Customizing mocks for ib, consulting, and pm roles

i made the mistake of prepping one-size-fits-all mocks — then failed to account for role-specific signals. veterans helped by tailoring feedback: for IB they grilled my number structuring and deal rationale; for consulting they challenged my logic trees and synthesis; for PM they asked about trade-offs, metrics, and stakeholder buy-in. that no-fluff feedback helped me reweight practice drills. what’s your approach to modifying the same case to hit different role expectations?

stop treating cases like a buffet where you pick whatever looks nice. IB cares about clean, auditable math and deal logic. consulting cares about crisp structure and recommendation synthesis. PM cares about user impact and trade-offs. tailor your language and metrics. if you show a consultant-style synthesis in an IB interview they’ll blink and ask for numbers. know who you’re talking to and act accordingly.

the lazy candidate tries to please everyone. the good one knows the job and speaks its language. no sympathy for mixing signals mid-case.

i started a role-matrix: for each role, list 3 must-show skills. helped focus practice. anyone got a template?

tiny change: use different opening lines per role. works surprisingly well.

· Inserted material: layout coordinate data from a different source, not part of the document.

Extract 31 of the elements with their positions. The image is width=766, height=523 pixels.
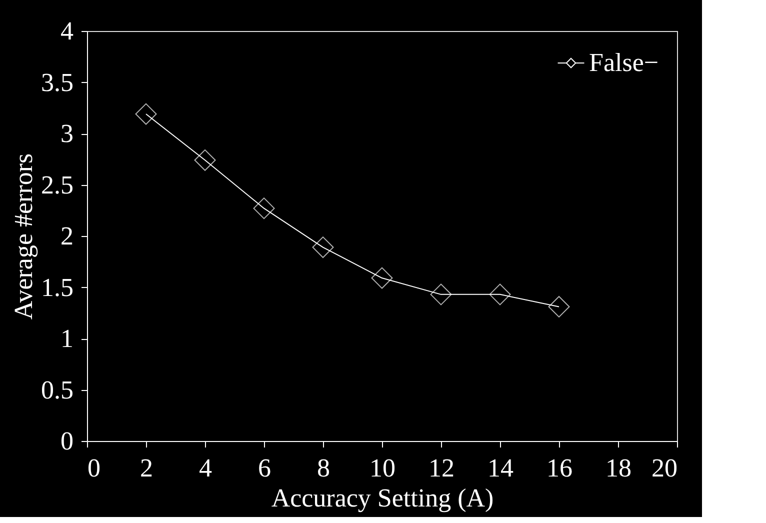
x-tick-label: 16 [546,454,572,482]
x-tick-label: 8 [317,454,330,482]
y-axis-title: Average #errors [9,153,38,320]
x-tick-label: 10 [370,454,396,482]
x-tick-label: 20 [652,454,678,482]
x-tick-label: 6 [258,454,271,482]
x-tick-label: 12 [428,454,454,482]
x-axis-title: Accuracy Setting (A) [271,484,494,512]
point [371,267,393,289]
y-tick-label: 1.5 [41,272,74,302]
point [312,236,334,258]
x-tick-label: 2 [140,454,153,482]
x-tick-label: 14 [488,454,514,482]
y-tick-label: 0.5 [41,375,74,404]
y-tick-label: 2.5 [41,170,74,200]
point [430,284,452,306]
y-tick-label: 3.5 [41,68,74,97]
y-tick-label: 2 [60,222,74,250]
y-tick-label: 1 [60,324,74,353]
point [548,296,570,318]
point [489,284,511,306]
x-tick-label: 4 [199,454,212,482]
point [135,103,157,125]
x-tick-label: 18 [606,454,632,482]
x-tick-label: 0 [88,454,100,482]
y-tick-label: 3 [60,119,74,148]
point [194,149,216,171]
legend-label: False− [589,48,659,77]
y-tick-label: 4 [60,16,74,46]
y-tick-label: 0 [60,426,74,456]
point [253,198,275,220]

Role-specific customization is often overlooked. I recommend constructing role templates before you practice: for IB, prioritize transaction rationale and sensitivity to valuation; for consulting, practice hypothesis-driven structures and a concise 2–3 point executive recommendation; for PM, emphasize metrics, user personas, and stakeholder constraints. During mocks, explicitly state which role lens you’re using at the start — that primes the interviewer and frames your answers appropriately. This also helps the debrief; veterans can then give role-aligned critique rather than generic advice.

great shift — once you frame the role at the start, your answers feel much more on-point. keep tailoring, it pays off!

i once used the same case for IB and PM mocks. for IB i leaned into deal structure and NPV; for PM i repurposed the same numbers to show user monetization scenarios. veterans called out different blindspots and i suddenly had two skill sets to practice from one case. repurposing is efficient if you change the lens deliberately.

in another mock i prefaced: ‘answering as a product manager.’ immediate shift in follow-ups. small label, big difference.

From reviewing mock outcomes, the top differentiator between role-aligned and generic candidates is metric selection. IB candidates who emphasized transaction-specific KPIs (IRR, EBITDA adjustments) scored higher; PM candidates who framed user metrics (activation, retention) did better. Create a short list of 3–4 role-specific KPIs and force yourself to reference one during every recommendation. It’s a low-effort way to signal domain fit and focus your analysis.